Dear Family and Friends,
Wakako San is a friend who works in a skin care company. Her responsibilities include caring for her clients’ skin, of course, but also their general health. The company runs frequent seminars and has a lounge where members can enjoy spending time together.
Since it is such a relaxing place, very often people tend to open up and talk about their problems. Wakako San found that she was unable to help her clients as she would like. She also had problems of her own: an alcoholic father. Wakako San lived with her parents, so she and her mother experienced his abuse firsthand.
With these issues, Wakako San enrolled in an online Master’s program in psychology from an American university. Much of her studies and papers were in English. So, I often helped her. That allowed me to follow the course and also for Wakako San and me to become better friends.
One time when I stopped by the lounge, Wakako San seemed rather upset. With her head bowed low, she whispered to me that her mother had embarrassed her tremendously. Her father had been hospitalized for several months (not uncommon in Japan) and was scheduled to be discharged.
In the doctor’s office, Wakako San’s mother pleaded, “Please don’t send him home. He gets drunk every night and becomes very violent. I can’t stand it any longer. Please find another place for him to go!”
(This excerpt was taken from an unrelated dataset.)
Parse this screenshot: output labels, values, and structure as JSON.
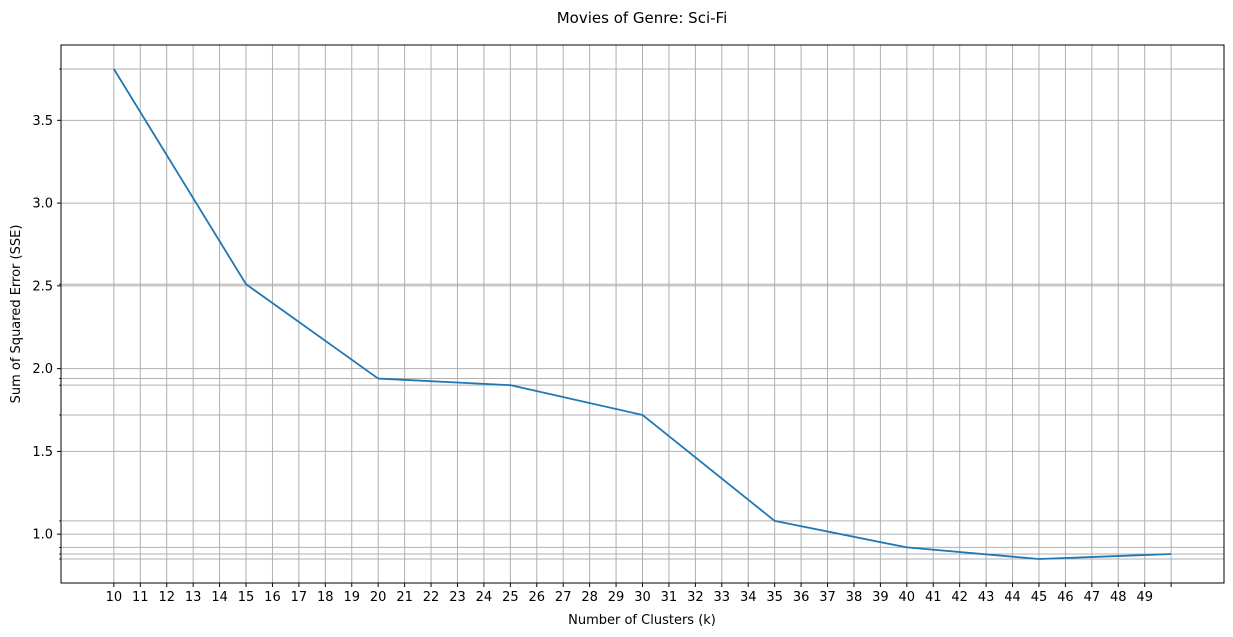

Wakako San then said, “I was totally astonished that my mother could be so selfish! And in front of the doctor, no less. Everyone will hear about this. It is shocking. I feel very ashamed. How can I hold my head up in the town where we live?”
I let Wakako San finish telling me her story. Then very calmly I said, “You know, Wakako San, as an American, I see things a bit differently. From my perspective, you should be very proud. Your mother has shown that she has gained enough self-respect that she does not have to put up with abuse anymore, even from her husband. She had enough courage to show her true feelings, no matter what the doctor or the neighbors would think. I see this as a huge psychological step forward. If she were my mother, I would be immensely proud of her.”
As I was talking, Wakako Sans slowly turned her head in my direction. The expression on her face was one of disbelief. I had felt the same when I was listening to her, but tried not to show it.
I also do not know what Wakako San was thinking. Maybe she was horrified that even after I had lived in Japan so long, my attitudes remained so “selfish” (from a Japanese perspective). Or maybe it started to dawn on her that what she had studied as a student of psychology could actually be applied in her own life.
I do not know what arranges were made for her father after he was discharged from the hospital. I do know he died a few months later. I also know her mother, despite being crippled with arthritis, goes to a senior center every day. She enjoys laughing and joking with the folks there, and says she has never been happier in her life.
I do not see Wakako San very much. We are both busy. But I hope our exchange helped her as much as it did me. It was such a beautiful reminder that even when cultures and ways of thinking are entirely different, there is still room for wonder, for appreciation, and of course, deep respect.